Par: Marius Millea de Cosmology@Home

16 février 2016

 

Est-ce que notre meilleure description du cosmos, le modèle ΛCDM, est correcte?

 

(NDT: article en français sur le modèle ΛCDM, l'article wikipedia en français est assez succinct: Modèle ΛCDM)

 

Aujourd'hui, nous sommes heureux de publier officiellement une nouvelle application sur Cosmology@Home (appelée planck_param_sims), permettant à quiconque de contribuer à l'analyse actuelle des données du satellite Planck et d'aider à mieux comprendre notre cosmos! Le résumé en une phrase de cette application: c'est un peu comme transformer votre ordinateur en une table de mixage et jouer au DJ avec les échos du Big Bang! Alors qu'est-ce que cela signifie exactement, et comment ces résultats contribuent à la science? Découvrez-le dans ce post, avec l'aide de nos principaux collaborateurs sur ce projet.

 

 

Peut-être le but le plus recherché dans la cosmologie moderne, au moins à court terme, est de briser le modèle Λ-cold-dark-matter (ou ΛCDM pour faire court).
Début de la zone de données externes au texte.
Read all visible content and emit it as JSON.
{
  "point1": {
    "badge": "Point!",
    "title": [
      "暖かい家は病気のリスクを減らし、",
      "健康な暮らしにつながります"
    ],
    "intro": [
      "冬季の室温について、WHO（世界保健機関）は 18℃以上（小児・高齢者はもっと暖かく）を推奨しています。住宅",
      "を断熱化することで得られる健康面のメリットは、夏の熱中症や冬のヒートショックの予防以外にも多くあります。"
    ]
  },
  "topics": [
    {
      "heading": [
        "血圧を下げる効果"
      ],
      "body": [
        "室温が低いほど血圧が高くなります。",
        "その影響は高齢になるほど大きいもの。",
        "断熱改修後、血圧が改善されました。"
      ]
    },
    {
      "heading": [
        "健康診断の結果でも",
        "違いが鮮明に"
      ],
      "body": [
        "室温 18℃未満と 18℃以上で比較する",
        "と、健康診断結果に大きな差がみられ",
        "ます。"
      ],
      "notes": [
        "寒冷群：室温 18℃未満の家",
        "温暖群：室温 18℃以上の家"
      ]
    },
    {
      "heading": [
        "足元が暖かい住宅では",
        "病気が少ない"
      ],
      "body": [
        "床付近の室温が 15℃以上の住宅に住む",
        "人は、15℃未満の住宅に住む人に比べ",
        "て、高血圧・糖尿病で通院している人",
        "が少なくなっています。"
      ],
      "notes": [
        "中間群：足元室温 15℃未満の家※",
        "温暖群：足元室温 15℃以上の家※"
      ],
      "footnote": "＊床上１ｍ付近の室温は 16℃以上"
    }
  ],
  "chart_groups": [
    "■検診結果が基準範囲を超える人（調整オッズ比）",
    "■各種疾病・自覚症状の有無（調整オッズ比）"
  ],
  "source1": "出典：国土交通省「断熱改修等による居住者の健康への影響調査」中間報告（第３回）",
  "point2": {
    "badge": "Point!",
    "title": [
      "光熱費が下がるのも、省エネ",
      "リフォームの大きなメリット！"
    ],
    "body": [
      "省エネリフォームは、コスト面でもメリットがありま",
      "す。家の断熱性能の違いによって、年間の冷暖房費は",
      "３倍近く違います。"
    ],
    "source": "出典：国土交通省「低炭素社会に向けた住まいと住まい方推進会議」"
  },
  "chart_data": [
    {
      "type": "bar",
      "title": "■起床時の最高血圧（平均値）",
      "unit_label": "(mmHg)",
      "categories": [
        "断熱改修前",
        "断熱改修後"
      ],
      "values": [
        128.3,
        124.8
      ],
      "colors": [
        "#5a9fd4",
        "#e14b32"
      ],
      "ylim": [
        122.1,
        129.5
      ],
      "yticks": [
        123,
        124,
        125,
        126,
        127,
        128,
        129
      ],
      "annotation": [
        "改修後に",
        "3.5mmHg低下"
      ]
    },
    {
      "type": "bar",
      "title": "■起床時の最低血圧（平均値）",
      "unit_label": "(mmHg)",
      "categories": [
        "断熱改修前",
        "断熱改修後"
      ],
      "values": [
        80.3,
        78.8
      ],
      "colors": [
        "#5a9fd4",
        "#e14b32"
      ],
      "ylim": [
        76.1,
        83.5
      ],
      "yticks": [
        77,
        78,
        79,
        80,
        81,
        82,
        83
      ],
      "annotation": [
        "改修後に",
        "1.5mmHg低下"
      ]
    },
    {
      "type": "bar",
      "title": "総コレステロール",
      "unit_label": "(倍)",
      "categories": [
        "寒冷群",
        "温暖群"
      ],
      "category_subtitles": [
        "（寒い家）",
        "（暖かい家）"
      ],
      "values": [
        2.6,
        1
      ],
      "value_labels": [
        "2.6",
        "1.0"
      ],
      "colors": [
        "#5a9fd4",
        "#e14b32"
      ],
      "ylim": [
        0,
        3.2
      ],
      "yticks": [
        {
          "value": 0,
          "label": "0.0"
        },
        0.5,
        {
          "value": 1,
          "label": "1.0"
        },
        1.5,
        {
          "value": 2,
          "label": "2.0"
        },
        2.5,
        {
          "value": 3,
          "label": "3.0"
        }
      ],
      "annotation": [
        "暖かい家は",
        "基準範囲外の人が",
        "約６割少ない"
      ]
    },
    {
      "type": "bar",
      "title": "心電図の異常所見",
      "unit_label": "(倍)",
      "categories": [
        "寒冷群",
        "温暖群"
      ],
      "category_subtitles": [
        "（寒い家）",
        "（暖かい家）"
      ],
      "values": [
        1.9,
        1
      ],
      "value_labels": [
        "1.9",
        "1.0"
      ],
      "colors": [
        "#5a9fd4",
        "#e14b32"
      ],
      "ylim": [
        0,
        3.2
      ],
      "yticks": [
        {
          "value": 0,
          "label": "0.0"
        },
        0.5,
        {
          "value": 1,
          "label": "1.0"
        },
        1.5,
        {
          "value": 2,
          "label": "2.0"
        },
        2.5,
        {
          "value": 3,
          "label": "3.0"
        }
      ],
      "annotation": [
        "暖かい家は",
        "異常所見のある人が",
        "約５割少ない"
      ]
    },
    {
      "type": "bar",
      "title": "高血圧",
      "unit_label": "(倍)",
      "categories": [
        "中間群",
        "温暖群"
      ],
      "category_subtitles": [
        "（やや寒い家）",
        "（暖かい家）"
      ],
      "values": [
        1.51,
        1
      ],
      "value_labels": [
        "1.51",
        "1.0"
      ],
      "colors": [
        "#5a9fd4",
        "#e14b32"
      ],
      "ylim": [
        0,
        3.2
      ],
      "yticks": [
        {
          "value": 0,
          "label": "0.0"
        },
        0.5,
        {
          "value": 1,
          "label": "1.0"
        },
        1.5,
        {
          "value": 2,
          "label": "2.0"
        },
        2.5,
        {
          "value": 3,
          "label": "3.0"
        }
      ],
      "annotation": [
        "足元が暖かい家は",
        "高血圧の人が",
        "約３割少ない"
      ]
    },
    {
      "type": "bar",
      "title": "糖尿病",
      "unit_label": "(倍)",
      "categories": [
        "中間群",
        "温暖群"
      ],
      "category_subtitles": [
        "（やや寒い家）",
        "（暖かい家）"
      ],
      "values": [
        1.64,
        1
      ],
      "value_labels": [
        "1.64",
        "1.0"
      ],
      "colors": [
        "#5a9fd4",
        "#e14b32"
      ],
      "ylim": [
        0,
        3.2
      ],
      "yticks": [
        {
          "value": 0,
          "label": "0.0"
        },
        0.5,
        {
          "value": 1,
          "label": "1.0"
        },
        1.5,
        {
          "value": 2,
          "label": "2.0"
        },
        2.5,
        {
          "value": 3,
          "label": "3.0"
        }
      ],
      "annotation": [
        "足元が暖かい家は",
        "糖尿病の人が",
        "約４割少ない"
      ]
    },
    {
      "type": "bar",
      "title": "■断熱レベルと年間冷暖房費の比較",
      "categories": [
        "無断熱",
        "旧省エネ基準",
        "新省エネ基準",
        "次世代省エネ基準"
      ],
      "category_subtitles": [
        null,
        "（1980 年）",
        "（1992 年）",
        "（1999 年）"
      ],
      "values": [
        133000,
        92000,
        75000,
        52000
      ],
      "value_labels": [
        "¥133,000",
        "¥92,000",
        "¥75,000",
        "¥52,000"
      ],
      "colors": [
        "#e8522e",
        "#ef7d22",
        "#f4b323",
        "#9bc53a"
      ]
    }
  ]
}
Nous entendons par là, de trouver un morceau de données que ΛCDM ne parvient pas à expliquer.

 

 

 

"- Le modèle ΛCDM est notre meilleure et plus simple description actuelle de la façon dont l'Univers évolue dans le temps et l'espace. Il utilise la relativité générale d'Einstein pour décrire la gravité et le soi-disant «modèle standard» pour décrire la façon dont les particules interagissent entre elles.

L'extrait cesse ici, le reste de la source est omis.